The time-structure diagram of interest, then, will rather tend to be as depicted in Figure 55.
The absurdity of separating the long-run and the short-run interest rates becomes evident when we realize that the basic interest rate is the natural rate of interest on investments, not interest on the producers’ loan market. We have already seen the essential identity of the rate of earnings on the loan market with that on the stock market. If we consider the stock market, it becomes obvious that there is no distinction in rates between short-run and long-run investments.
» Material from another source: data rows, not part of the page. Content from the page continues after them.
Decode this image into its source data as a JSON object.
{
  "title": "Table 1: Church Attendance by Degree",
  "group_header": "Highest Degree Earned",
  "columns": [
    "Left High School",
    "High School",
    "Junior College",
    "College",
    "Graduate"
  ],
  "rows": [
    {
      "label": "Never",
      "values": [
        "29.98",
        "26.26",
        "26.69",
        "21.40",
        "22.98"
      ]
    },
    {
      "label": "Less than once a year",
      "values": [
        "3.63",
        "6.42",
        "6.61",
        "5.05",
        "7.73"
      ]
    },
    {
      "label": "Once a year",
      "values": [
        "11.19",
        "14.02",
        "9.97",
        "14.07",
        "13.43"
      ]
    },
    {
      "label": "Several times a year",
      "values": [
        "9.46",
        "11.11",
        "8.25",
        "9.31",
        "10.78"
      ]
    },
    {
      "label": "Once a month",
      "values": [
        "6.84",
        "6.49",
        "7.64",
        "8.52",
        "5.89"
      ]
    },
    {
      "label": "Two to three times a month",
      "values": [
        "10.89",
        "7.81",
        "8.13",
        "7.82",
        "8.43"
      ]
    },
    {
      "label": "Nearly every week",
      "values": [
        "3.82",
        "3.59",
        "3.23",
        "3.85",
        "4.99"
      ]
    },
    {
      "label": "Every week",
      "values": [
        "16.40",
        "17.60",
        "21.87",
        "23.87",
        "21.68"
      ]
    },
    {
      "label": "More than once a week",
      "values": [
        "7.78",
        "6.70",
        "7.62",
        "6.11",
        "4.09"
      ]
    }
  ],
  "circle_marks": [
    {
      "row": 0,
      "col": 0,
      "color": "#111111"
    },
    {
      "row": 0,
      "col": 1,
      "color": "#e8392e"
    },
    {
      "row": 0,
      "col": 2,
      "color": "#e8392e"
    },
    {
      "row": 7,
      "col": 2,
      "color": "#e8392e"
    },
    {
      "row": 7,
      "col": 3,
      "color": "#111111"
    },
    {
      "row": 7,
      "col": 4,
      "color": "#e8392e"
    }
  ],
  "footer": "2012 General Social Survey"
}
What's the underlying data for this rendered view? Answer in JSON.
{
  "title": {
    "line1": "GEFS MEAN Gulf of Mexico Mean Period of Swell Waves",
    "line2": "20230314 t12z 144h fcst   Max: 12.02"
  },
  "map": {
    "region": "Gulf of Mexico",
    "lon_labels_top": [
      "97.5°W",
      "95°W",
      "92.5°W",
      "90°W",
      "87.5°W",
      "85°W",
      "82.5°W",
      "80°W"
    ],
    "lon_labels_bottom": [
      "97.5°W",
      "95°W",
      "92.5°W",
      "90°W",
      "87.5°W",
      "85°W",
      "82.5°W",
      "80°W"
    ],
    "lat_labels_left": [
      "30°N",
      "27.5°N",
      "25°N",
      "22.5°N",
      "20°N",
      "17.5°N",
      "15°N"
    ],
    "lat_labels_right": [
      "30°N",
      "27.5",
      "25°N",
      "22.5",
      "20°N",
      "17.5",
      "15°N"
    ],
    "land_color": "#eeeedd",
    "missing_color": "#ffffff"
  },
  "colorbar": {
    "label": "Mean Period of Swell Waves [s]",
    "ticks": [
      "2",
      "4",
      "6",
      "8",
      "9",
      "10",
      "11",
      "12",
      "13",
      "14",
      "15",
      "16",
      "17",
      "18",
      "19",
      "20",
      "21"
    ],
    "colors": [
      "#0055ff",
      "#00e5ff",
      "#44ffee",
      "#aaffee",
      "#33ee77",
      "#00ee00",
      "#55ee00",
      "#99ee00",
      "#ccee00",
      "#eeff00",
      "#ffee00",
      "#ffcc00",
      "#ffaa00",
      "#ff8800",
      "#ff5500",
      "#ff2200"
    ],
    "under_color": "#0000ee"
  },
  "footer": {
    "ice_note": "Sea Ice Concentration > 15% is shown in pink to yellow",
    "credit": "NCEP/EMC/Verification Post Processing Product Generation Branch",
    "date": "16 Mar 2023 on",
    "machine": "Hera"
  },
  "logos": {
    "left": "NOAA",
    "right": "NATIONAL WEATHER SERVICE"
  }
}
Different firms engage in stages of production of varying lengths; yet the stock market equates the rate of interest on all investments, obliterating the differences in time structure so thoroughly that it becomes difficult for many writers to grasp the very concept of period of production. But since the operations of the stock market and the loan market are essentially the same, it is obvious that there is no difference in causal explanation between short-run and long-run interest rates. Those writers who postulate an essential difference between the nature of long-run and short-run rates have been misled by a common penchant for considering the time market as confined exclusively to the loan market, when in fact the loan market is only a dependent one.40
In actual practice, it may well happen that either the short-run loan market or the long-run market may change first, with the other market following. Which market characteristically changes first is the outcome of the concrete conditions.41
- 38. See Mises, Human Action, p. 541.
- 39. Since the writing of this text, Professor Luckett has published a critique of Lutz similar in part. See Dudley G. Luckett, “Professor Lutz and the Structure of Interest Rates,” Quarterly Journal of Economics, February, 1959, pp. 131–44. Also see J.M. Culbertson, “The Term Structure of Interest Rates,” ibid., November, 1957, pp. 485–517.
- 40. Since the writing of this text, Professor Luckett has published a critique of Lutz similar in part. See Dudley G. Luckett, “Professor Lutz and the Structure of Interest Rates,” Quarterly Journal of Economics, February, 1959, pp. 131–44. Also see J.M. Culbertson, “The Term Structure of Interest Rates,” ibid., November, 1957, pp. 485–517.
- 41. See Mises, Human Action, p. 541.